Multi-Head Latent Attention (#876)

* Multi-Head Latent Attention * update
2026-04-10 12:33:42 +00:00 · 2025-10-11 20:08:30 -05:00
parent bf27ad1485
commit 9b9586688d
15 changed files with 1164 additions and 233 deletions
--- a/ch04/05_mla/plot_memory_estimates_mla.py
+++ b/ch04/05_mla/plot_memory_estimates_mla.py
@@ -0,0 +1,90 @@
+# Copyright (c) Sebastian Raschka under Apache License 2.0 (see LICENSE.txt).
+# Source for "Build a Large Language Model From Scratch"

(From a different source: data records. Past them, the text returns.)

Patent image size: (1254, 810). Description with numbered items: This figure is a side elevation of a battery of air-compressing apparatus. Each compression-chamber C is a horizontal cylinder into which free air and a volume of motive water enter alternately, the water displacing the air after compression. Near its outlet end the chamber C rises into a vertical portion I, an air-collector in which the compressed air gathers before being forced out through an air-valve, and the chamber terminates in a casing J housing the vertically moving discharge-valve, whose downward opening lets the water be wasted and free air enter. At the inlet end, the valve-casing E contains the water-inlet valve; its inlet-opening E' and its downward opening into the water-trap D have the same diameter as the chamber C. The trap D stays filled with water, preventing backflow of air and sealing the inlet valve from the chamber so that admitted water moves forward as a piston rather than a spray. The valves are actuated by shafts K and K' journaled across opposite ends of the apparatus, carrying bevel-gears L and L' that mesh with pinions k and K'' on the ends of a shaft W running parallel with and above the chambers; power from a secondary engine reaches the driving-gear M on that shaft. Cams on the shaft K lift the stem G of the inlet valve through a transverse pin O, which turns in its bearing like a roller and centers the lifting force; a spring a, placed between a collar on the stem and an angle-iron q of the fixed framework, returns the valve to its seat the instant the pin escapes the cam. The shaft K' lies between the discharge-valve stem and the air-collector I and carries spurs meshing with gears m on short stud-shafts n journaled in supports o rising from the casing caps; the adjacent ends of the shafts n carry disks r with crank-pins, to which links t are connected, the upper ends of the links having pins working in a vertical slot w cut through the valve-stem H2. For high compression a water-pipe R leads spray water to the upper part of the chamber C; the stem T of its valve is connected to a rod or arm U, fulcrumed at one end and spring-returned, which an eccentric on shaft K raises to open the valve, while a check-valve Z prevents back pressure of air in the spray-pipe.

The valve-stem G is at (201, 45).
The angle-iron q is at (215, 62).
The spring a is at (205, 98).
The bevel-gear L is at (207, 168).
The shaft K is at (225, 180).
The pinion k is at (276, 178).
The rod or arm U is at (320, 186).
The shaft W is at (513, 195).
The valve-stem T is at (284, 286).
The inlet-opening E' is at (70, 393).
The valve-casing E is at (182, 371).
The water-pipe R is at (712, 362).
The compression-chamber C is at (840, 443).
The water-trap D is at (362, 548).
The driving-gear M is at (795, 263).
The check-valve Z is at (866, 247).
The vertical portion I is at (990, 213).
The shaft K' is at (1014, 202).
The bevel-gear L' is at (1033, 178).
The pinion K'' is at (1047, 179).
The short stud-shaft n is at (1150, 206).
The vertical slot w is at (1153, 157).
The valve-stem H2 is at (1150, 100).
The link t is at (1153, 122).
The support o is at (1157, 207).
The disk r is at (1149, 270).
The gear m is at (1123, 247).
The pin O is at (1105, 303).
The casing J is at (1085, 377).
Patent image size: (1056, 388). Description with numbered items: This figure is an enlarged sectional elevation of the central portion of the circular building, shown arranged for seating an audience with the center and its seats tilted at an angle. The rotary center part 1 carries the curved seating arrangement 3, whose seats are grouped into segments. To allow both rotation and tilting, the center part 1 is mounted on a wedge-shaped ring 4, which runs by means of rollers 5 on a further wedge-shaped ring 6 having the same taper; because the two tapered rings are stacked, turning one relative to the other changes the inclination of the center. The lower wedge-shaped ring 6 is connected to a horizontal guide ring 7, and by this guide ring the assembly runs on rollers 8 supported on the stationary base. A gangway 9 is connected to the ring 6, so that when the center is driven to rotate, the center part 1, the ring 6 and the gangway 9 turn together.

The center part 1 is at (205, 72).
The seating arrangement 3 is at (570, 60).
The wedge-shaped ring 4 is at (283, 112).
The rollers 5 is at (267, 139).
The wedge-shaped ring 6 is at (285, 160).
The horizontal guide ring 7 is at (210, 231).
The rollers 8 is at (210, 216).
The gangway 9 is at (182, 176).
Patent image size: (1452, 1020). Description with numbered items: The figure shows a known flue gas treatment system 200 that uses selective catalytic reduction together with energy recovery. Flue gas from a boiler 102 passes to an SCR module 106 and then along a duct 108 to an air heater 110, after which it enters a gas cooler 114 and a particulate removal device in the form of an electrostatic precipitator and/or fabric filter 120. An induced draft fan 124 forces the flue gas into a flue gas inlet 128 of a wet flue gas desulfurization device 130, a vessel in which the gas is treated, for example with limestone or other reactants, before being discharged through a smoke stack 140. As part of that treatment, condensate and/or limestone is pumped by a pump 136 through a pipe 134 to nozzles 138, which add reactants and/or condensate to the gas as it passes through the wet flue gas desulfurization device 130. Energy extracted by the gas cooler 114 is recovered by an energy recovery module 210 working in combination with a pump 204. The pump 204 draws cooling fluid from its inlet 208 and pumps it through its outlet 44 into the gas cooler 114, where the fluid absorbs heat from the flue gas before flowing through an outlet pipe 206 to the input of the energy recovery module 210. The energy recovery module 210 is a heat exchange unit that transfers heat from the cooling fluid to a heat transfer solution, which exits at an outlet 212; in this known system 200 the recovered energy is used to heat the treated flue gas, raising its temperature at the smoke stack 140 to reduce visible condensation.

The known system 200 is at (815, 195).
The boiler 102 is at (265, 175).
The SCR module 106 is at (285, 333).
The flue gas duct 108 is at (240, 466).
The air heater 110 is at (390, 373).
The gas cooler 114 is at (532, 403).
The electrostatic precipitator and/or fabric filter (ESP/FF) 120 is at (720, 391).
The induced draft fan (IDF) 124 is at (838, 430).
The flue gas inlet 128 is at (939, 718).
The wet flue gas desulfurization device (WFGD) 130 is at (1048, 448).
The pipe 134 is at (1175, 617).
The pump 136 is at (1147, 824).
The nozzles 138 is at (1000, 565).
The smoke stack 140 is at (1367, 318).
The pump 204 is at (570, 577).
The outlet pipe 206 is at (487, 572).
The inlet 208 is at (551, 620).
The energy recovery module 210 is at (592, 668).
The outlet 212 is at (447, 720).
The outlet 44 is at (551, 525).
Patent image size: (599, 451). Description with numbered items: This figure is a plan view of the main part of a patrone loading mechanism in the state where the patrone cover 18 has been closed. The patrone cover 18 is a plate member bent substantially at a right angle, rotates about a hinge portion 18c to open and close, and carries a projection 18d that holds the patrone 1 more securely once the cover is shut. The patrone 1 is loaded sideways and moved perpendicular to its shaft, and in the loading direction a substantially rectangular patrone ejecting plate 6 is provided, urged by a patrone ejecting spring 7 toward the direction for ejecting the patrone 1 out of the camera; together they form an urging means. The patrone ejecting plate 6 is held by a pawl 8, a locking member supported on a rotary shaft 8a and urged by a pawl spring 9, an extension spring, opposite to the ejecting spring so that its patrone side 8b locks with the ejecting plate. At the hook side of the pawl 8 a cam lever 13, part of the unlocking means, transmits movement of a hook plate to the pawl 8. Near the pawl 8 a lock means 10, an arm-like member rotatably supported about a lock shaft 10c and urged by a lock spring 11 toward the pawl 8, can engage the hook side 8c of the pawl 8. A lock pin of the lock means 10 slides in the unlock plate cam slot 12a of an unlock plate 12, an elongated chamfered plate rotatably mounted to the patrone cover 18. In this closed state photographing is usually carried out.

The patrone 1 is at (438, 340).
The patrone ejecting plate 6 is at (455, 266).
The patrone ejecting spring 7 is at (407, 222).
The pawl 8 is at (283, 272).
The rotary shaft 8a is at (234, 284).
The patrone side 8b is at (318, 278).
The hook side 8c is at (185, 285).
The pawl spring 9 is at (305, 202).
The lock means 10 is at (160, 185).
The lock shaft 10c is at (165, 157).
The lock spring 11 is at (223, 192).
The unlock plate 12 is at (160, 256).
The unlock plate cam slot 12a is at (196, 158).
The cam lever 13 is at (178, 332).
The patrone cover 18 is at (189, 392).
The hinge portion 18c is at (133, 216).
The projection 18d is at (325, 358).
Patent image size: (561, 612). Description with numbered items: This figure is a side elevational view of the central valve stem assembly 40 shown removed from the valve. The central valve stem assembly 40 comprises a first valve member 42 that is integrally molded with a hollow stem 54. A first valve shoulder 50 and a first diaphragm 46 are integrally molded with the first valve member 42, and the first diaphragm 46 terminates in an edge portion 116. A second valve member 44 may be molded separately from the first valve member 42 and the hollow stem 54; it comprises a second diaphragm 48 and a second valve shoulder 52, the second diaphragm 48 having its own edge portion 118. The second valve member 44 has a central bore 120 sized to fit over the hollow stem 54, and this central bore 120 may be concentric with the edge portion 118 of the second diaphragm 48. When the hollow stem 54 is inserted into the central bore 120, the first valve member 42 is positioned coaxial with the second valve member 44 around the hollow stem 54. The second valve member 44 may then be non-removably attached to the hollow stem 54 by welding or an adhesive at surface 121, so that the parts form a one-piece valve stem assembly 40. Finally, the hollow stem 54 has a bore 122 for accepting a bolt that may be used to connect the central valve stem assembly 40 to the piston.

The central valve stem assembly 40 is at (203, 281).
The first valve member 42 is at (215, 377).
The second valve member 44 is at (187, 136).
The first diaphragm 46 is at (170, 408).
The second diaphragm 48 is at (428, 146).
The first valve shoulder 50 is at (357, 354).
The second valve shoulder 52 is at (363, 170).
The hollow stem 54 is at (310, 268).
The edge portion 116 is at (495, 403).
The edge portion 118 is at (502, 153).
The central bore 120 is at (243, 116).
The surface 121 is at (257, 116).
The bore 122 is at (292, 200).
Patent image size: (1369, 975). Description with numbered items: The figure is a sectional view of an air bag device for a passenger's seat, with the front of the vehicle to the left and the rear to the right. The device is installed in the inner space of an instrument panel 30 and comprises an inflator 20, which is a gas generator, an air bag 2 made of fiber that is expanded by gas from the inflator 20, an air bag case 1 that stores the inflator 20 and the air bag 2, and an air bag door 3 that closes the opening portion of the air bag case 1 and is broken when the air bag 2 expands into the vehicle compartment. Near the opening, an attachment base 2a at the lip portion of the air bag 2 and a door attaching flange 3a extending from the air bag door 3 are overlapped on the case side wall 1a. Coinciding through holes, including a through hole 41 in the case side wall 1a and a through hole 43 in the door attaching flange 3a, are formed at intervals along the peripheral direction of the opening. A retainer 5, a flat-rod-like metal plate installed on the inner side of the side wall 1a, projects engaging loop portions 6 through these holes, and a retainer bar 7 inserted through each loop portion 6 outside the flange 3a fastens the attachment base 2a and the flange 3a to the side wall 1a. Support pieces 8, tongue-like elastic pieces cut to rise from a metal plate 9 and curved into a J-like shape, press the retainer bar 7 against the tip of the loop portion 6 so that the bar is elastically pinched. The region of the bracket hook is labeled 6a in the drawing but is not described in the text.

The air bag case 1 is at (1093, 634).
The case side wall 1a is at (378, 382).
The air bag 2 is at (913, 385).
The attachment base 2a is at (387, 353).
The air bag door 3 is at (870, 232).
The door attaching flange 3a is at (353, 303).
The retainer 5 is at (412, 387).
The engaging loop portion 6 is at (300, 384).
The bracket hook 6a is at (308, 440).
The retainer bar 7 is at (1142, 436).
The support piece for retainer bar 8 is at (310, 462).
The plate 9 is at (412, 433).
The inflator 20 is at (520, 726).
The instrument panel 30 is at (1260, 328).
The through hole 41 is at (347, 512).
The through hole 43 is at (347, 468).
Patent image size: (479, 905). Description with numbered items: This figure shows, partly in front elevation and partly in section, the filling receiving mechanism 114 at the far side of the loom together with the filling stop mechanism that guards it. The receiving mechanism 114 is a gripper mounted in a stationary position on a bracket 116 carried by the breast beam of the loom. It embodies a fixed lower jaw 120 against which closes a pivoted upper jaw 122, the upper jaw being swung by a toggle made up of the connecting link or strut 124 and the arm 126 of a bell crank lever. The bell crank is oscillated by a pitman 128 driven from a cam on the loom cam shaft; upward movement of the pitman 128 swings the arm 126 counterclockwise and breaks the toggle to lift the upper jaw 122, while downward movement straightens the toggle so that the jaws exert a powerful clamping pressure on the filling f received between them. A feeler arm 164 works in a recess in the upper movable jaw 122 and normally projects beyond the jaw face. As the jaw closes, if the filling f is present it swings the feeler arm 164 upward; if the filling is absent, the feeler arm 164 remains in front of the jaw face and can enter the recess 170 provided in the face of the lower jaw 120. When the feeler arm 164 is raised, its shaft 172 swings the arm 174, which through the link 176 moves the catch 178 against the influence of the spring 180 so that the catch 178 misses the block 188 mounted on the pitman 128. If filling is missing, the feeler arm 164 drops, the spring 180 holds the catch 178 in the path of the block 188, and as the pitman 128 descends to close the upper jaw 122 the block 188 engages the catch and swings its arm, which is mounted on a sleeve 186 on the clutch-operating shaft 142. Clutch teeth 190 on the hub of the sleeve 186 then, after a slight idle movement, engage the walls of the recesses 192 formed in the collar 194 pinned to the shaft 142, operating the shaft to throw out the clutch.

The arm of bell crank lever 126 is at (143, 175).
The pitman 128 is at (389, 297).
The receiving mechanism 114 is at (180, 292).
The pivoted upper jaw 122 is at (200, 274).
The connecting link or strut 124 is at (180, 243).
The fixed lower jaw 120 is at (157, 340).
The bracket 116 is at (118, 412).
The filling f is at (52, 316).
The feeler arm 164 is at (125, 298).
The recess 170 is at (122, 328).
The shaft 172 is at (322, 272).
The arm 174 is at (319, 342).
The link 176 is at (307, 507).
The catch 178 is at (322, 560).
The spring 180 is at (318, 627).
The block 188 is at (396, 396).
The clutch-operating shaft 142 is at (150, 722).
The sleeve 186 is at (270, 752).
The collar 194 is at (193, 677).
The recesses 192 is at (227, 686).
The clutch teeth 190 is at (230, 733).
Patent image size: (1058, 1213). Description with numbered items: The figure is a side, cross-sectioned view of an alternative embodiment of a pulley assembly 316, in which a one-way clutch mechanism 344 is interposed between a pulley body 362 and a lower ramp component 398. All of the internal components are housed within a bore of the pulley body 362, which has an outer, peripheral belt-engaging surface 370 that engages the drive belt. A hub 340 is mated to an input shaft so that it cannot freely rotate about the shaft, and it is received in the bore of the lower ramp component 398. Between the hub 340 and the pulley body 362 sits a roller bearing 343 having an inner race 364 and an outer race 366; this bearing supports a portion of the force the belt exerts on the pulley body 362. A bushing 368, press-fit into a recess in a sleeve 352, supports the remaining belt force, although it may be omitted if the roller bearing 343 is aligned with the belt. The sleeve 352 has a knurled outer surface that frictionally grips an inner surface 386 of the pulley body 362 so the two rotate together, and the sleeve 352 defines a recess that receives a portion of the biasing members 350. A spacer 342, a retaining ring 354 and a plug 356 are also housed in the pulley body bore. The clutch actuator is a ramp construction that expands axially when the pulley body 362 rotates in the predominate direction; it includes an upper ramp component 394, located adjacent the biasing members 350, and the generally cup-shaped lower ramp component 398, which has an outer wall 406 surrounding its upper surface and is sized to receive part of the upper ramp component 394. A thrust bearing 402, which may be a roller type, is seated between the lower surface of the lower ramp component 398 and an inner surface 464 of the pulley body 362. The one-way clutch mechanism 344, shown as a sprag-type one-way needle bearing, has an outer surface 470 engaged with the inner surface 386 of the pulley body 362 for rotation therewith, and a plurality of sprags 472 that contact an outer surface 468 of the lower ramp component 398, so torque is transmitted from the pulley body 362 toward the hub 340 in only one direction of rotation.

+#   - https://www.manning.com/books/build-a-large-language-model-from-scratch
+# Code: https://github.com/rasbt/LLMs-from-scratch
+
+import matplotlib.pyplot as plt
+
+# Bytes per element
+DTYPE_BYTES = {
+    "fp32": 4,
+    "bf16": 2,
+    "fp16": 2,
+    "fp8": 1,
+    "int8": 1,
+}
+
+
+def bytes_to_gb(n_bytes):
+    return n_bytes / (1000. ** 3)
+
+
+def kv_bytes_total_mha(batch, context_length, emb_dim, n_heads,
+                       n_layers, bytes_per_elem):
+    head_dim = emb_dim / n_heads
+    per_layer = batch * context_length * head_dim * n_heads * 2 * bytes_per_elem
+    return per_layer * n_layers
+
+
+def kv_bytes_total_mla(batch, context_length, n_layers, latent_dim, bytes_per_elem):
+    return batch * context_length * n_layers * latent_dim * bytes_per_elem
+
+
+def plot_abs_kv_vs_context_multiple():
+    n_heads = 24
+    emb_dim = 2048
+    n_layers = 48
+    batch_size = 1
+    dtype = "bf16"
+    bytes_per_elem = DTYPE_BYTES[dtype]
+
+    context_lengths = [
+        256, 512, 1024, 2048, 4096, 8192,
+        16384, 32768, 65536, 131072
+    ]
+
+    mha_gb = []
+    for L in context_lengths:
+        total_mha = kv_bytes_total_mha(
+            batch_size, L, emb_dim, n_heads, n_layers, bytes_per_elem
+        )
+        mha_gb.append(bytes_to_gb(total_mha))
+
+    latent_dims = [1024, 512, 256, 64]
+    plt.figure()
+    plt.plot(context_lengths, mha_gb, marker="o", label="MHA (KV total)")
+
+    L_ref = context_lengths[-1]
+    total_mha_ref = kv_bytes_total_mha(batch_size, L_ref, emb_dim, n_heads, n_layers, bytes_per_elem)
+
+    for latent_dim in latent_dims:
+        mla_gb = []
+        for L in context_lengths:
+            total_mla = kv_bytes_total_mla(
+                batch_size, L, n_layers, latent_dim, bytes_per_elem
+            )
+            mla_gb.append(bytes_to_gb(total_mla))
+
+        total_mla_ref = kv_bytes_total_mla(batch_size, L_ref, n_layers, latent_dim, bytes_per_elem)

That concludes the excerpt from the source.